A statement like "I'm not satisfied with the progress of civil-rights"(and yes, I realize those weren't Kennedy's literal words) strikes me as a little milquetoast, like something you'd say to appeal to Blacks and liberals, while still trying to fly under the dixiecrats' radar.

And Kennedy might have been correct in assuming that to be the most prudent approach. If so, it might also have been the best approach for Nixon to take when discussing his administration's liberal moves on integration, rather than explicitly portraying himself as the biggest enemy of Jim Crow who ever lived.
yeah but thsis way you damage the author strawman but you nailed it
 
"Let me say that I can agree completely with the sentiments expressed by Senator Kennedy tonight.

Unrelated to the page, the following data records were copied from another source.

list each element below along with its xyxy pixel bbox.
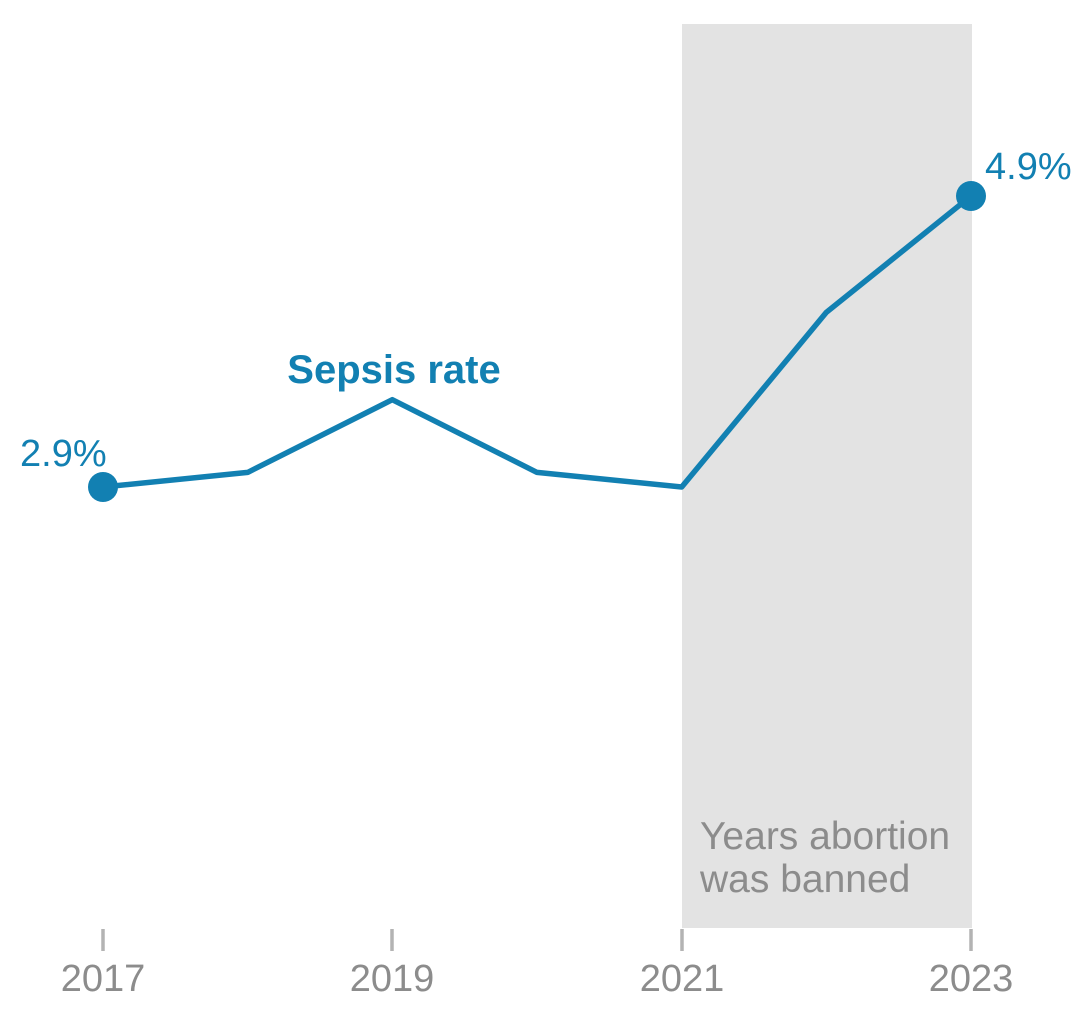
axis-label-2019: 2019 bbox=[350, 958, 435, 1000]
series-label: Sepsis rate bbox=[287, 348, 500, 392]
end-point-marker bbox=[956, 181, 987, 211]
end-value-label: 4.9% bbox=[985, 146, 1072, 188]
axis-label-2017: 2017 bbox=[61, 958, 146, 1000]
band-annotation-line1: Years abortion bbox=[700, 815, 950, 858]
banned-years-band bbox=[682, 24, 972, 928]
band-annotation-line2: was banned bbox=[699, 858, 910, 901]
axis-label-2023: 2023 bbox=[929, 958, 1014, 1000]
start-point-marker bbox=[88, 472, 118, 502]
sepsis-line bbox=[102, 193, 973, 490]
start-value-label: 2.9% bbox=[20, 433, 107, 475]
axis-label-2021: 2021 bbox=[640, 958, 725, 1000]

But that is all that they are .. sentiments.

The Senator is the nominee of a party that says all the right things and promises everything to everyone. More defense. More civil rights. More economic growth. And so on.

But when we consider the actual record of the two parties, and the actual record of the last Democratic Administration and the Eisenhower Administration, of which I am proud to belong to, we see a very different reality ...

... on defense, the Democratic posture has been weakness on the one hand and then a rush to rearm on the other. We saw how that worked out with Korea, where Acheson's comments on a defensive perimeter provoked a bloody invasion of our South Korean ally. Our enemies are very aware that under President Eisenhower, if they dared to do such a thing, the consequences to them would be incalculable. And that's why they have not done so ...

...on civil rights, it was this President who actually advanced civil rights by facing down a disgraceful Democratic Governor, Orval Faubus. And it was this Administration which has pressed for greater civil rights for negro Americans, only to be held back almost entirely by segregationist Democrats in the Senate.

Will Senator Kennedy now, tonight, repudiate the support of the many prominent segregationists who support his campaign?"